SPACEY: Yeah, a different kind of fantasy. And that, you know, I think that what I think is very interesting is, is even if you look now at the way that some real politicians are being reexamined, you know, Lyndon Johnson is a character that my character in House of Cards admires. You know, during his lifetime, and certainly during his presidency he took an enormous amount of criticism, certainly for his policies in Vietnam. But we also have to look at the fact that he passed three civil rights bills in a very short presidency. And yes he was called ruthless and Machiavellian, an SOB and a lot of things during the course of his life, but people are sort of reexamining...

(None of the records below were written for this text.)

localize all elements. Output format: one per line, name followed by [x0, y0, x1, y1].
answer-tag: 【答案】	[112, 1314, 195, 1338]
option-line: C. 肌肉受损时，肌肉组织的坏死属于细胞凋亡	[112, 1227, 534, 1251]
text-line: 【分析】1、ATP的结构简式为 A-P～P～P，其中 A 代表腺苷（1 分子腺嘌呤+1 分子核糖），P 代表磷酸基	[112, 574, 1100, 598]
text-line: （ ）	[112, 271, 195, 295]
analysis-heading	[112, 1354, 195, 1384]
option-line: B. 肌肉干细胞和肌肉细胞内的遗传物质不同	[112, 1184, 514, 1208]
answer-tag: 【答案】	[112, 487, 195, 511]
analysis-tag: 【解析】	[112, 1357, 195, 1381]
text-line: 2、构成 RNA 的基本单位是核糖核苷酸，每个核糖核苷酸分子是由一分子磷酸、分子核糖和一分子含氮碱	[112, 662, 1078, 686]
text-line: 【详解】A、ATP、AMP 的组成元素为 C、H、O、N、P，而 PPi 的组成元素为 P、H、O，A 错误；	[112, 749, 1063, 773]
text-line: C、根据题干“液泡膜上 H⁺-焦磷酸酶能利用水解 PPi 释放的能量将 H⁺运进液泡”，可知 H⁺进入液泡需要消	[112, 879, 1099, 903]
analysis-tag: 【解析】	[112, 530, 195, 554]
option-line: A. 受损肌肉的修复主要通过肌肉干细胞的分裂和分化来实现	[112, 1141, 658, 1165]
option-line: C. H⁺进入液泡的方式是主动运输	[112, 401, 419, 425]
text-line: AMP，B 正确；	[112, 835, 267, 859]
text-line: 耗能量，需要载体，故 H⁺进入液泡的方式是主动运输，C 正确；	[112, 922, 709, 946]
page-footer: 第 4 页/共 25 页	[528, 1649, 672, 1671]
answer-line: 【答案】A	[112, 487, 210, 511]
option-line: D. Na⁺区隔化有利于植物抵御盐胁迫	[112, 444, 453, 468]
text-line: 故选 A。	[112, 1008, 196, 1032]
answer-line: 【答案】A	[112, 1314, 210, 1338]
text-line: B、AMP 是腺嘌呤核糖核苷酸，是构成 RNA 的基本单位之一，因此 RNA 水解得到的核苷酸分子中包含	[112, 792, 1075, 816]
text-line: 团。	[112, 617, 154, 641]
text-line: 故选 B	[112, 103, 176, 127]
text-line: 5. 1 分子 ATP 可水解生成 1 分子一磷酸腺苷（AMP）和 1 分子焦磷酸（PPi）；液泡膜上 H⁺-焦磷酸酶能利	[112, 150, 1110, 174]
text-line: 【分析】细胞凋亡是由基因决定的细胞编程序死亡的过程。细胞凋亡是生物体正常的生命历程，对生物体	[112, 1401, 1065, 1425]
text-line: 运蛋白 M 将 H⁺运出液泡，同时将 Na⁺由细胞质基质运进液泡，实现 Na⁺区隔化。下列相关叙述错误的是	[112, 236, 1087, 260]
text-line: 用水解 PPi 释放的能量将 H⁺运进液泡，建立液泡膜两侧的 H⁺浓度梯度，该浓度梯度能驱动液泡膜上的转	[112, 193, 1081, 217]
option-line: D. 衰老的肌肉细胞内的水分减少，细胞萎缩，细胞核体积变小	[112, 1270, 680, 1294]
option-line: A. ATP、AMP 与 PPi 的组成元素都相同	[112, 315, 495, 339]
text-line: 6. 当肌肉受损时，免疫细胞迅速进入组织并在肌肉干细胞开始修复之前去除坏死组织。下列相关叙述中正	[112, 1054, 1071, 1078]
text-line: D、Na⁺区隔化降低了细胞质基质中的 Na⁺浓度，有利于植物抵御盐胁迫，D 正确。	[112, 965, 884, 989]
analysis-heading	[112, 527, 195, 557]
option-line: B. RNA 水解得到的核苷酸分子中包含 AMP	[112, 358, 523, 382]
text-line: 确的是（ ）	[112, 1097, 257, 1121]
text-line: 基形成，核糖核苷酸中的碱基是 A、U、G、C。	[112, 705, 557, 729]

STEPHANOPOULOS: ...that's true.

SPACEY: ...people who are willing to do whatever they have to do.

STEPHANOPOULOS: And if he had the kind of coverage doing those -- going through those ruthless tactics that he would get today going through them, he might not be able to get what he got done.

SPACEY: Or even Abraham Lincoln. You know, you look at the film Lincoln, which showed him as a very effective politician willing to give positions to various people in order to get votes for something he thought was more important. And today that would probably be a scandal.

STEPHANOPOULOS: Kevin Spacey, thank you very much. House of Cards is terrific.

You can see every episode on Netflix right now. And we'll be right back.


STEPHANOPOULOS: And now we honor our fellow Americans who serve and sacrifice.

This week, the Pentagon released the names of four soldiers killed in Afghanistan.

And that is all for us today. Thanks for sharing part of your Sunday with us. Check out World News with David Muir tonight and see you tomorrow on GMA.